Here's to the Ladies Who Sing Sondheim, Starring Lansbury, Monk, Russell, McKechnie, Walsh and More By Kenneth Jones
April 7, 2008
The promise of Angela Lansbury reuniting with the songs of Stephen Sondheim would seem to be reason enough to fight your way into the sold-out April 7 Broadway concert, The Ladies Who Sing Sondheim. But the benefit for The Acting Company also has the glitter of Jenna Russell, Donna McKechnie, Debra Monk and more stars who have sung the composer-lyricist's work.
The 7 PM songbook concert conceived and directed by Tony Award winner John Doyle (Company, Sweeney Todd) is a sell-out partly because of the rare chance to see octogenarian superstar Lansbury - who won a Tony playing Mrs. Lovett in Sondheim's Sweeney Todd in 1979 - sing. (No stranger to composer-lyricist Sondheim, Lansbury also starred in the cult favorite, Anyone Can Whistle, by Sondheim and Arthur Laurents, and as Rose in the first Broadway revival of Sondheim, Laurents and Jule Styne's Gypsy in 1974).
A spokesman for Patti LuPone - Broadway's current Momma Rose in Gypsy - told Playbill.com on Sunday that the actress (an alumna of The Acting Company) would have to sit out the Monday concert; she's under the weather. Likewise, Laura Benanti (Louise in the current Gypsy) also pulled out at the last minute due to illness.
Ticket holders are in for surprises, Playbill.com has learned. A handful of other ladies (including Tony nominee Barbara Walsh and Tony winner Donna McKechnie) and one gentleman (Company Tony nominee Raul Esparza) who sang Sondheim songs on Broadway are expected to jump into the concert.
Walsh was Joanne in Doyle's Company and is currently Desiree in A Little Night Music at Centerstage in Baltimore. McKechnie appeared in the original Company and was Sally in Paper Mill Playhouse's Follies.
Also on the concert's bill at the Gerald Schoenfeld Theatre are Russell (the British star who is now playing Dot in Broadway's Sunday in the Park With George), Monk (currently of Curtains, who played salty Joanne in 1995's Company on Broadway); and Myers, who played Marta in the original Company.

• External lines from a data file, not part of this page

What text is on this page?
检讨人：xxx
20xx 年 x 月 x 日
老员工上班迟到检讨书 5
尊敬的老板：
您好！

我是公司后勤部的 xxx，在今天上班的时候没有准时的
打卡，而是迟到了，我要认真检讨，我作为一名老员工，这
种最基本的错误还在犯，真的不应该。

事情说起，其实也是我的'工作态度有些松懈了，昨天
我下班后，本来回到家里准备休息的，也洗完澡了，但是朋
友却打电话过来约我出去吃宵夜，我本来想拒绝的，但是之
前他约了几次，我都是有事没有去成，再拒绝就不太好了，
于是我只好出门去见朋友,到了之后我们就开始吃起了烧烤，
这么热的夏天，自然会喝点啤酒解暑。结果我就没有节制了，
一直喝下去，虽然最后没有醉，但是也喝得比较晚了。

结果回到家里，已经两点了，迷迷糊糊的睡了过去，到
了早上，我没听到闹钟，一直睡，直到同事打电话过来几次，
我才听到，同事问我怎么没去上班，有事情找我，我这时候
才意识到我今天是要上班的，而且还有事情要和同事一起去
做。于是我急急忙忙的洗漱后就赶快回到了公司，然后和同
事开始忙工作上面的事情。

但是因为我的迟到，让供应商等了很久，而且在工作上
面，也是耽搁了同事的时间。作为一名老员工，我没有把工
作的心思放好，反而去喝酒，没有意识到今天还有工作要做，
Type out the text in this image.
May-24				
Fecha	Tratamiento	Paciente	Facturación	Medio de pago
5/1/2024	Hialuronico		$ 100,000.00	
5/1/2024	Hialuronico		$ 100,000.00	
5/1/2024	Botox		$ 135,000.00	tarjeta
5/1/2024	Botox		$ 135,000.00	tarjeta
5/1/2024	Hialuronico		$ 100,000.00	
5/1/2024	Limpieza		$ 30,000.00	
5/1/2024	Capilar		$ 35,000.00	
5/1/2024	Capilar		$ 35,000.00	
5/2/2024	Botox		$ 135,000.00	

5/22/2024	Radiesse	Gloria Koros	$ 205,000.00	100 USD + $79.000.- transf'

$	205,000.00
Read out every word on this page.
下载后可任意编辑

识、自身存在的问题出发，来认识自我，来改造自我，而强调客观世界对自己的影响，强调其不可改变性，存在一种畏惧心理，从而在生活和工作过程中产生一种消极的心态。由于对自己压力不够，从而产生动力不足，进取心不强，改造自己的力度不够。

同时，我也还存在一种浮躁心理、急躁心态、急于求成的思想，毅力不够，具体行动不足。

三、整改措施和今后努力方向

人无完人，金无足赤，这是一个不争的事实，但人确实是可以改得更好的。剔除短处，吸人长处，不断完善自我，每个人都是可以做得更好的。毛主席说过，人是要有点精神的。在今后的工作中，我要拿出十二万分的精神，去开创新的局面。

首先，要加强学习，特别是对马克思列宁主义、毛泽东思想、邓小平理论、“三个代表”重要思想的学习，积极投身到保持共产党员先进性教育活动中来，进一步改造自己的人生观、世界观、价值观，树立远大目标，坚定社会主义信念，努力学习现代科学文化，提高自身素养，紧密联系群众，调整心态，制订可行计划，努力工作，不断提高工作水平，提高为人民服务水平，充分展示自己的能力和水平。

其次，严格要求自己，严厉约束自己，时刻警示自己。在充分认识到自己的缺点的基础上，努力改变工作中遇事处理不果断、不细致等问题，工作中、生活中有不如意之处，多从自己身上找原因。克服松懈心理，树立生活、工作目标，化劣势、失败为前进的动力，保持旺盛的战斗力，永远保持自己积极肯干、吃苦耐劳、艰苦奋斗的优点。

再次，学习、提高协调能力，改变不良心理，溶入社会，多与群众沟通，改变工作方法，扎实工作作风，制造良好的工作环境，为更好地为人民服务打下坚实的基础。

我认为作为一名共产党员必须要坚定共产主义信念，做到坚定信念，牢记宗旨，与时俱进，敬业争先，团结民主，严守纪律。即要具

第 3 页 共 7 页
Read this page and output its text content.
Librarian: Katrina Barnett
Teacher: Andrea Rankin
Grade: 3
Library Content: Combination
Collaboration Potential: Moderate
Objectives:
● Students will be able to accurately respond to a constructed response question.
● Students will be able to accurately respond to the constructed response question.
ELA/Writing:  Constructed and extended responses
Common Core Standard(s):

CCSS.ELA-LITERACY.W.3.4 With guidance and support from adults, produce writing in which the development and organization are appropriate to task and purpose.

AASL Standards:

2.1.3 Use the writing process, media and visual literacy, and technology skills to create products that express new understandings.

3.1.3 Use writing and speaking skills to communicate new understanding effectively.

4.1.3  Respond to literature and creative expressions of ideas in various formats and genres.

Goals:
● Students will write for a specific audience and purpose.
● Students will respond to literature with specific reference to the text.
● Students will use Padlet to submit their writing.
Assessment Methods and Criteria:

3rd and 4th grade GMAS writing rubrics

Also sweetening the evening are Heather Laws (Amy of Doyle's Company), Leenya Rideout (Jenny of Doyle's Company), Rebecca Loeb and Jessica Phillips. Summer Boggess (currently playing cello in Tell Me on a Sunday at the Laurie Beechman Theatre) will play cello. Doyle will play host.
*
Mary-Mitchell Campbell, the music supervisor of Doyle's Company, for which she won a Drama Desk for her orchestrations, is the concert's music director.
Here's how The Acting Company bills the show: "Angela Lansbury is back on Broadway singing Sondheim with...other Broadway notables, in a star-studded event directed and hosted by Tony-winner John Doyle, who weaves together a glorious songbook."
Sondheim is the Pulitzer Prize-honored, Tony Award-winning composer lyricist who wrote lyrics for West Side Story, but broke further ground writing music and lyrics for the musicals Company, Follies, A Little Night Music, Pacific Overtures, Sweeney Todd and Sunday in the Park With George. His other scores include A Funny Thing Happened on the Way to the Forum, Bounce, Passion, Merrily We Roll Along, Into the Woods and Anyone Can Whistle.
The Ladies Who Sing Sondheim will benefit The Acting Company, the not-for-profit touring troupe founded in 1972 by John Houseman and current producing director Margot Harley with members of the first graduating class of Juilliard's Drama Division. Alumni members include Kevin Kline, Patti LuPone, David Schramm, Jesse L. Martin, Keith David, Lorraine Toussaint, David Ogden Stiers, Mary Lou Rosato, Lisa Banes, Derek Smith, Frances Conroy, Dennis Boutsikaris, Jeffrey Wright and Rainn Wilson.
The Ladies Who Sing Sondheim ticket prices range $101.50-$251.50. The Gerald Schoenfeld Theatre is at 236 W. 45th Street.
For more information visit www.theactingcompany.org.
*
The Acting Company gives young actors the chance to perform classic works, and exposes underserved communities to theatre. The troupe has performed 129 productions for over two million people in 48 states and nine foreign countries.
In the 2007-08 season, the company presented Shakespeare's The Tempest and Moby Dick Rehearsed, Orson Welles' stage adaptation of the classic novel by Herman Melville, directed by Casey Biggs. The 2008-09 season will feature Shakespeare's Henry V (co-produced by The Guthrie Theatre) and the world premiere of The Spy, an adaptation of a James Fenimore Cooper novel, directed by the Guthrie's John-Miller Stephany.